DeRozan and Lowry were held somewhat in check and the Wizards outscored the Raptors by four points with all four All-Star guards on the floor. The Washington bench continued to play well, with Kelly Oubre Jr. providing some support to Mike Scott, who now has the best plus-minus (plus-33) in the series.

The improvement of the bench didn’t matter in the first two games. But it held up on Friday, in part because Beal scored as many points (28) as he did in the first two games combined.

“Brad came out and was looking to go towards the basket and not just letting them hold him and going along with it,” Wizards coach Scott Brooks said afterward. “He didn’t want to dance with his opponent, he wanted to get away from them. That was a critical part of his success.”

With Wall playing downhill most of the night, Game 3 was more about how good the Wizards can be than how disappointing the Wizards have been.

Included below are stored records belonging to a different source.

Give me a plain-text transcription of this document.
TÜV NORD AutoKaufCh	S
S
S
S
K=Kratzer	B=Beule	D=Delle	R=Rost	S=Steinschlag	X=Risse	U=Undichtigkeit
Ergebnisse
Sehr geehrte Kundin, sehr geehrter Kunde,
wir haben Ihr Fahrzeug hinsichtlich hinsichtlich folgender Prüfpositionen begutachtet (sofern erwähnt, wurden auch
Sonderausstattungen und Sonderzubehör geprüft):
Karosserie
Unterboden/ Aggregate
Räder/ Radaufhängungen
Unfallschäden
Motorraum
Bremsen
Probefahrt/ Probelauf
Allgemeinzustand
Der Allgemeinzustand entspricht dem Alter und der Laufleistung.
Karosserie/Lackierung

“It starts with us,” Beal said.

“You see the results,” Kelly Oubre Jr. added. “When those guys are at the top of their game, they’re unstoppable. So it’s their job to lock in and take the next step of being great and bringing out that same fire every game.”

The “every game” thing is the issue. The Wizards have been frustratingly inconsistent all season. Good wins have often followed by inexplicable losses. While the Raptors were Team TCB (takin’ care of business) this season, going 35-2 against the 12 teams that finished with losing records, the Wizards were just 20-15 against that same group.

On the other hand, the Wizards were 7-5 against the top three teams in the East and were one of two East teams (the Raptors were the other) to beat the Houston Rockets with both Chris Paul and James Harden in the lineup. The ceiling is high, but times when the Wizards reached it have been fleeting.

On Friday, the Wizards played like the team they were projected to be when this season started and not the team that finished a disappointing eighth in the East. But nobody can know what’s to come in Game 4 on Sunday (6 p.m. ET, TNT).

“When you’re in the playoffs, you can’t rest on the last game,” Brooks said. “It’s always about playing better the next game. We can’t lose our edge.”